Он бросил взгляд нам за спины, словно все же надеялся обнаружить там кого-то еще.
— А где Флорианский, Его Высочество, Рэйн и плаксивая Глинская? — немедленно сдал он всех. — Вы что, только вдвоем сюда притащились? Вы нормальные вообще?!
— Ну не могли же мы тебя бросить, — сказала я, пафосно приложив руку к груди, всеми силами отвлекая внимание парсийцев от набиравшего за их спинами силы хоррора. — Кто же тогда будет кричать на нашей свадьбе “Я против!”?
— Ты! — задохнулся Гордей.
— Точно не я. Моя же свадьба.
— Я все еще жду свои семь миллионов империалов, — напомнил о себе Ивар Белобровый.
Несколько бледных тел с острыми зубами и длинными спутанными волосами за спинами парсийцев почти полностью выбрались на берег, волна разделилась и меньшая ее часть, шипя, поползла по и без того сырым доскам.
А вот интересно, чисто гипотетически, кто будет платить за ремонт после того, как мы все тут порушим? Змеев же, да? Это же все из-за него?
— Открывайте чемодан! Мы хотим увидеть восемь миллионов империалов!
И Лукьян открыл.
На землю высыпалась лента колбасок, выкатились банки с соленьями, шмякнулась завернутая в хрустящую бумагу курица-гриль, зазвенели леденцы и кучкой спланировали шоколадные конфеты и печенье с сахарной обсыпкой.
Похоже, Гордей был очень недоволен едой в академической столовой.
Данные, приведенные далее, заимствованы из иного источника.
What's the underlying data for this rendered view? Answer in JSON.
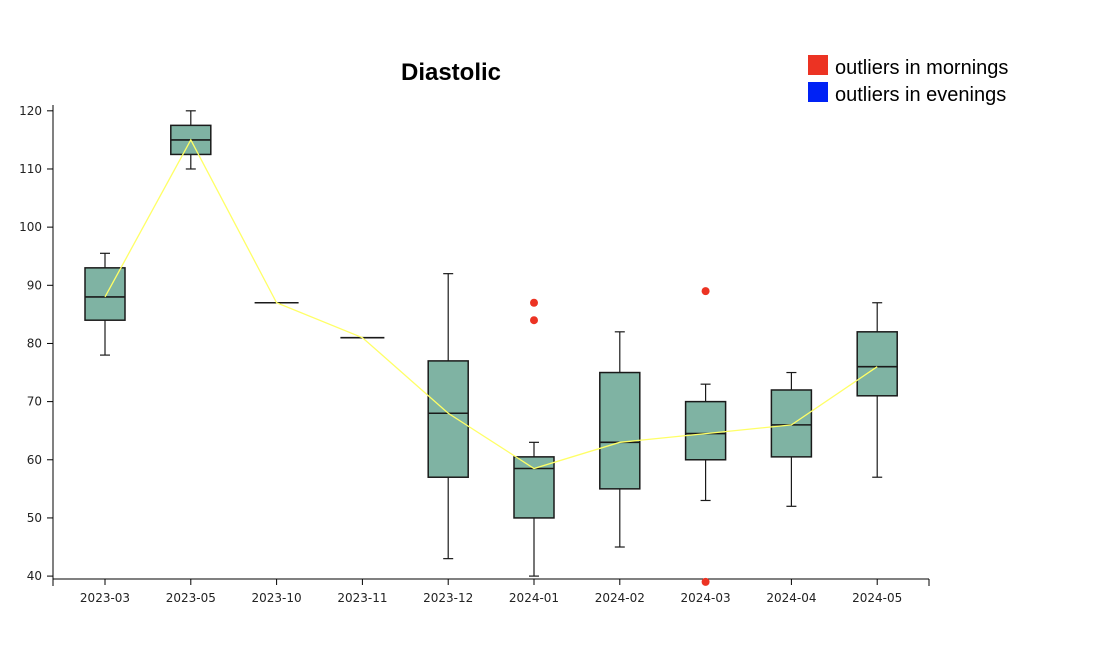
{
  "colors": {
    "box_fill": "#7fb3a3",
    "box_stroke": "#1a1a1a",
    "median_line": "#ffff66",
    "outlier_morning": "#ec3323",
    "outlier_evening": "#0022f5",
    "axis": "#000000"
  },
  "legend": [
    {
      "label": "outliers in mornings",
      "color": "#ec3323"
    },
    {
      "label": "outliers in evenings",
      "color": "#0022f5"
    }
  ],
  "chart_data": {
    "type": "box",
    "title": "Diastolic",
    "xlabel": "",
    "ylabel": "",
    "ylim": [
      39.5,
      121
    ],
    "yticks": [
      40,
      50,
      60,
      70,
      80,
      90,
      100,
      110,
      120
    ],
    "categories": [
      "2023-03",
      "2023-05",
      "2023-10",
      "2023-11",
      "2023-12",
      "2024-01",
      "2024-02",
      "2024-03",
      "2024-04",
      "2024-05"
    ],
    "boxes": [
      {
        "category": "2023-03",
        "min": 78,
        "q1": 84,
        "median": 88,
        "q3": 93,
        "max": 95.5
      },
      {
        "category": "2023-05",
        "min": 110,
        "q1": 112.5,
        "median": 115,
        "q3": 117.5,
        "max": 120
      },
      {
        "category": "2023-10",
        "min": 87,
        "q1": 87,
        "median": 87,
        "q3": 87,
        "max": 87
      },
      {
        "category": "2023-11",
        "min": 81,
        "q1": 81,
        "median": 81,
        "q3": 81,
        "max": 81
      },
      {
        "category": "2023-12",
        "min": 43,
        "q1": 57,
        "median": 68,
        "q3": 77,
        "max": 92
      },
      {
        "category": "2024-01",
        "min": 40,
        "q1": 50,
        "median": 58.5,
        "q3": 60.5,
        "max": 63
      },
      {
        "category": "2024-02",
        "min": 45,
        "q1": 55,
        "median": 63,
        "q3": 75,
        "max": 82
      },
      {
        "category": "2024-03",
        "min": 53,
        "q1": 60,
        "median": 64.5,
        "q3": 70,
        "max": 73
      },
      {
        "category": "2024-04",
        "min": 52,
        "q1": 60.5,
        "median": 66,
        "q3": 72,
        "max": 75
      },
      {
        "category": "2024-05",
        "min": 57,
        "q1": 71,
        "median": 76,
        "q3": 82,
        "max": 87
      }
    ],
    "median_trend": [
      88,
      115,
      87,
      81,
      68,
      58.5,
      63,
      64.5,
      66,
      76
    ],
    "outliers": [
      {
        "category": "2024-01",
        "value": 87,
        "series": "morning"
      },
      {
        "category": "2024-01",
        "value": 84,
        "series": "morning"
      },
      {
        "category": "2024-03",
        "value": 89,
        "series": "morning"
      },
      {
        "category": "2024-03",
        "value": 39,
        "series": "morning"
      }
    ]
  }
}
— Вот такая вот у нас валюта, — развела я руками.
— Это что, мой чемодан?!
— Это два миллиона империалов, — уверенно заявил Лукьян. — Ну, если все это, конечно, продать каким-нибудь голодным богачам в пустыне. Определенно, именно столько и выйдет.
— Это не девять миллионов империалов, — не согласился Ивар Белобровый, вытаскивая широкий меч из ножен. — Вы обманщики.
— Это вы обманщики, — сказала я. — Вы просили два миллиона. Что за внезапная инфляция?
У меня даже было доказательство.
Я достала из кармана и развернула листок бумаги, на которой черным по белому было написано — два миллиона.
На пристани повисла тишина.
Ивар Белобровый замер.
Гордей Змеев закатил глаза.
Парсийцы принялись недоуменно переглядываться.
Даже бесшумно крадущиеся к парсийцам голодные морские духи, призванные Иларионом, казалось, остановились.
Лукьян скосил мрачный взгляд сначала на развернутый мной листок бумаги, а затем еще более мрачный — на меня.